Do you know the work of Nils Anders Danielsson on parsers, in particular
http://www.cse.chalmers.se/~nad/publications/danielsson-parser-combinators.pdf 
?
I'm not sure what this would mean in HOL, but it is certainly relevant.


[...]
> Here comes my suggestion
[...]

What you are proposing would add substantial complexity to pretty much 
everything in the function package. While it might be possible to do 
such a thing ("no obvious deficiencies"), you would pay later when 
maintaining the stuff. This is too much for what seems to me like a 
"one-man-feature".


> PS: I started to dive into the function package.
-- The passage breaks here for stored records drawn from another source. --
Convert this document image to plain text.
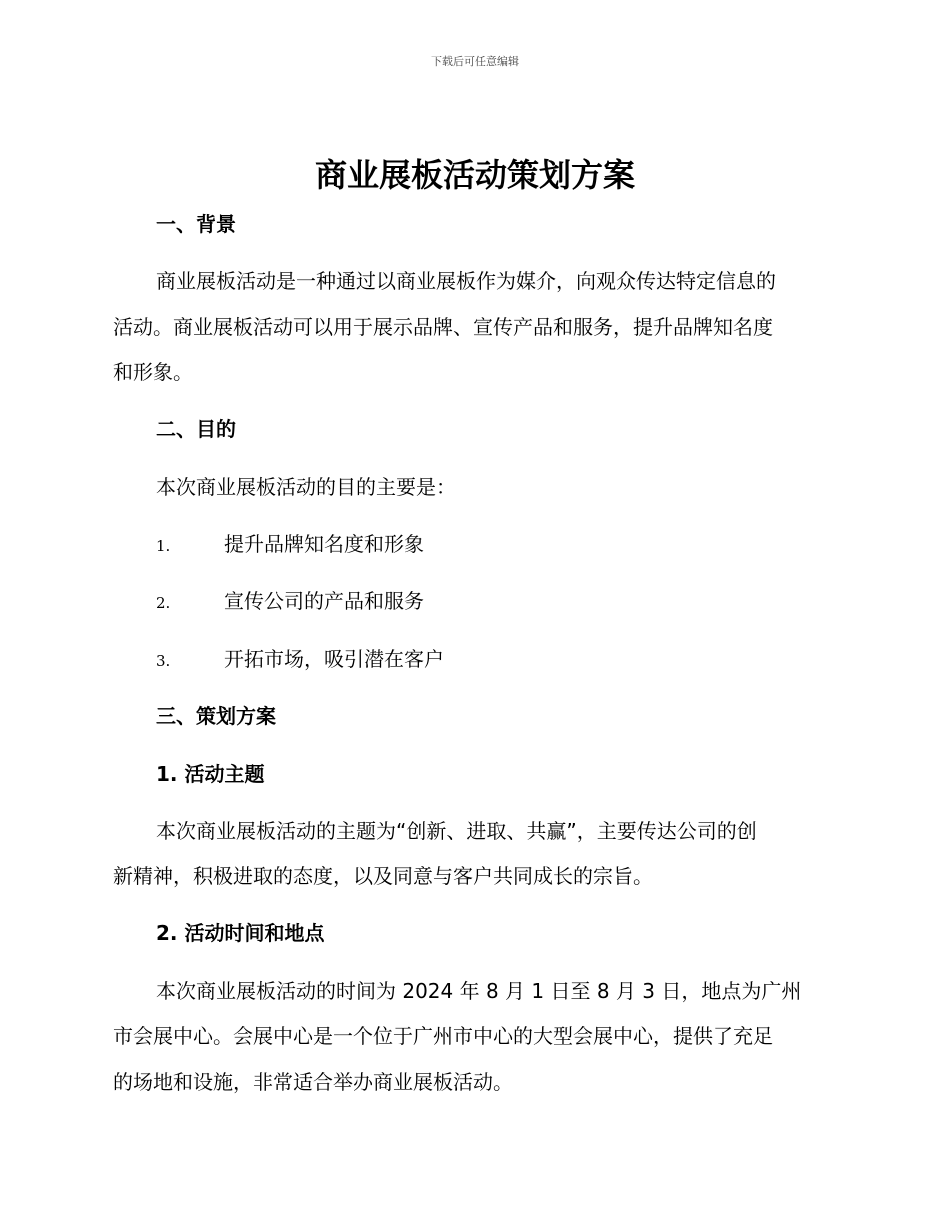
下载后可任意编辑
商业展板活动策划方案
一、背景
商业展板活动是一种通过以商业展板作为媒介，向观众传达特定信息的
活动。商业展板活动可以用于展示品牌、宣传产品和服务，提升品牌知名度
和形象。
二、目的
本次商业展板活动的目的主要是：
1.	提升品牌知名度和形象
2.	宣传公司的产品和服务
3.	开拓市场，吸引潜在客户
三、策划方案
1. 活动主题
本次商业展板活动的主题为“创新、进取、共赢”，主要传达公司的创
新精神，积极进取的态度，以及同意与客户共同成长的宗旨。
2. 活动时间和地点
本次商业展板活动的时间为 2024 年 8 月 1 日至 8 月 3 日，地点为广州
市会展中心。会展中心是一个位于广州市中心的大型会展中心，提供了充足
的场地和设施，非常适合举办商业展板活动。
My first hurdle is that
> for "f" not of function type (as in "par"), no recursive calls are
> generated, since "Function_Ctx_Tree.mk_tree" says that "No cong rules
> could be found".

The analysis in the function package assumes basically a form where the 
arguments of recursive calls can be extracted explicitly. This is a hard 
assumption, and I see no chance of getting rid of it. The only sensible 
way of lifting this restriction is to build some sort of wrapper that 
reduces some other format to a normal function definition.